Say you want to find these books and writers—say you want to come up for air. Maybe you'll find some on social media. Chances are you’ll find the writers with good SEO, with verified social media accounts. Or you’ll go into a bookstore and you’ll find the ones that have been widely distributed and written about in smart, succinct, sexy ways by very smart and often very caring individuals who are doing their best to champion books, but their sight is limited, because the algorithm’s myopia spills into the physical world.
And when you get those books, will you read them? Will they do anything for you? Like Clarice Lispector says, you must be ready for the books that really get into you. Again, no algorithm can determine that, even as the algorithm leaks into the physical world. Will you let them into you the way you’ve let the algorithm into you? Will you read them again and again, like you return to your frenemies’ feeds? And—here’s the harder question—what does what you’ve let into you do to your ability to seek out the people, places, ideas, works of art, meals, conversations (etc.) that will actually nourish you?
Sometimes, I get positive feedback from readers that goes like this: thank you, you might have saved my soul. Sometimes, I get negative feedback from readers that goes like this: I’m angry that you did not save my soul. And I think: goddamn, we do not know what to do with art. We’re all mixed up.
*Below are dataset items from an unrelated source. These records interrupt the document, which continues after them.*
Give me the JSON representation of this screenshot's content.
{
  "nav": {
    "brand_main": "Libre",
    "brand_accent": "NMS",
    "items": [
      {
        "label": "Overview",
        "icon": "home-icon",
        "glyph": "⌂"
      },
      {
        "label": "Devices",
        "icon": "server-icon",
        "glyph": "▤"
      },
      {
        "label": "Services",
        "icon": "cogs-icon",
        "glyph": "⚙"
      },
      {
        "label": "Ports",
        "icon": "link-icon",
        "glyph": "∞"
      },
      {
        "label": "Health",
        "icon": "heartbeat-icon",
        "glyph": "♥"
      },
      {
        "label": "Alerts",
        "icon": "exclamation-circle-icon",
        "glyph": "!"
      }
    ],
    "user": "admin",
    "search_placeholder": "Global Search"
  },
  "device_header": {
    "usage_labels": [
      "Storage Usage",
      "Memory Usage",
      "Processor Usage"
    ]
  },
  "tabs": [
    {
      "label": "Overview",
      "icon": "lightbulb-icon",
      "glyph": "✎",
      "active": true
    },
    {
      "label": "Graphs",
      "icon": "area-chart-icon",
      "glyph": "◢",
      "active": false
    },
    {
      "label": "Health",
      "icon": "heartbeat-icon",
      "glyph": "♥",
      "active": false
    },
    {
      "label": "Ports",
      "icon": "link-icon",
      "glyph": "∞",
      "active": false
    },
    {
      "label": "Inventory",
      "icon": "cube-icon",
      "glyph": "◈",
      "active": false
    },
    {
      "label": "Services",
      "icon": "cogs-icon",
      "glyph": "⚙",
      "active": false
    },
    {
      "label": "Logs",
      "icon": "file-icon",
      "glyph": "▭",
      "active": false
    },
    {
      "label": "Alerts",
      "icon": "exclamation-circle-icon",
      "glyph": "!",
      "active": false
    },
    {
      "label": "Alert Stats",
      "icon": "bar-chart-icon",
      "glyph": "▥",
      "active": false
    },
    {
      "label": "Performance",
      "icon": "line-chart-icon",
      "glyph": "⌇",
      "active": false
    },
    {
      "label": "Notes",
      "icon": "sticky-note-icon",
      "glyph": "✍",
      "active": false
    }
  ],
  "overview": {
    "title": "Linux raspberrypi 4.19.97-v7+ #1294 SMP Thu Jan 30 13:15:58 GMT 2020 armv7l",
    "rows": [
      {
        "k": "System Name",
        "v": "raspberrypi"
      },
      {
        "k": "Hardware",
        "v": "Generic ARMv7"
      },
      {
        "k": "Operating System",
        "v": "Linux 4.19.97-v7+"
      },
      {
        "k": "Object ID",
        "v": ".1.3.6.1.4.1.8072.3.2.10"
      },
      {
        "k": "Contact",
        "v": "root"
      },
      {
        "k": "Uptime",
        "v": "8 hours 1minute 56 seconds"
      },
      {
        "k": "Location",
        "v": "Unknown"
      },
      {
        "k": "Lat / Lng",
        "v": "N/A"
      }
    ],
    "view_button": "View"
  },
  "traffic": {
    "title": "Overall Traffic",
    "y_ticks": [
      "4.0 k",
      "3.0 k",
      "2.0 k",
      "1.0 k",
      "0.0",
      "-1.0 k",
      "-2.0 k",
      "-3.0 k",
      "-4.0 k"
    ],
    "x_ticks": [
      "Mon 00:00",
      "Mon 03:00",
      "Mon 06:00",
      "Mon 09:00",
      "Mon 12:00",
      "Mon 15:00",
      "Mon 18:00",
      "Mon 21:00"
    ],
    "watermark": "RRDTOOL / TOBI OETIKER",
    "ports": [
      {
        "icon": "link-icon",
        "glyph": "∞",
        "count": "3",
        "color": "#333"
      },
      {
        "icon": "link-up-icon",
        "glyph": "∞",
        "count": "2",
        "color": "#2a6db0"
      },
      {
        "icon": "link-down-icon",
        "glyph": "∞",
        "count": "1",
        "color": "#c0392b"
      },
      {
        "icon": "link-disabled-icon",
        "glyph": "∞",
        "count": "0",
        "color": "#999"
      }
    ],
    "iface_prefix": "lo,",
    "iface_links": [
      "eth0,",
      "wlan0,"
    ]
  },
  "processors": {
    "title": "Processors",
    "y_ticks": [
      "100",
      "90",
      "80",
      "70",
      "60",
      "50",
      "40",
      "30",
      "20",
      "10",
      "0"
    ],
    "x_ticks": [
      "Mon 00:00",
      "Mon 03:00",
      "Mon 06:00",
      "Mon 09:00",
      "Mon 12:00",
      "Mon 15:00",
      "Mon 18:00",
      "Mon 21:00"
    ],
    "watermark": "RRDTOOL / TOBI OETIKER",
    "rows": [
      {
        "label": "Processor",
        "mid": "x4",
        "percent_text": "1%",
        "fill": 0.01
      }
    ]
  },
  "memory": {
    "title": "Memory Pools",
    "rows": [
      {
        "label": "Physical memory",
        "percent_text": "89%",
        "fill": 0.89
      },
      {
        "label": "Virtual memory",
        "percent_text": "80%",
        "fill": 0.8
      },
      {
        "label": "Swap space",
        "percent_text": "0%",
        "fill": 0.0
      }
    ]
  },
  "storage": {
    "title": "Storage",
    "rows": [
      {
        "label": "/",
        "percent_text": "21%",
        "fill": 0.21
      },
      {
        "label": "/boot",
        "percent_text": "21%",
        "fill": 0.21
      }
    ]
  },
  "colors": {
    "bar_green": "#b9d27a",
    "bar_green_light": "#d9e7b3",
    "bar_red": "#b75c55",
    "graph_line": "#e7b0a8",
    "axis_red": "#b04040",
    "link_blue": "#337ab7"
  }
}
We make the artists battle it out on social media, we make fun of them if they believe in their work, we barely compensate them, we want them to save our souls but then we say we have no soul to save, or we hand our souls over to whatever appears on the screen. (If you hate the word ‘soul’, just think ‘mind,’ and see if that works better for you.) I know people who pay obsessive attention to what they eat and where that food comes from, but then they think nothing of exposing themselves to hours and hours of shit—shit that, to hear them tell it, is harming their souls and they know it.
We have a real fixation on harm and suffering right now. And it makes sense; we are going extinct, after all. Spend 10 minutes online and you will see someone talking about harm done to them. It should be taken seriously that there’s a problem with people wandering this earth doing harm and little else. But it should also be taken seriously that if the conditions are right, we can get out of harm’s way and commit ourselves to doing as little harm as possible.
Yes, of course I want you to read my books. I want you to read my friends’ books. I want you to fall in love with books. I want to be able to use existing tools to make this possible, as imperfect and susceptible to corruption as those tools are. And yes, of course I want access to the resources and the opportunities that will make it possible for me to keep writing and publishing. But more than anything, I want you to have an experience with something or someone or some place that is not so fucking harmful, so governed by the sad, servile logic of competition.
The stakes are high right now. You can feel it, can’t you? So I’ll end by asking it again: what are we letting in?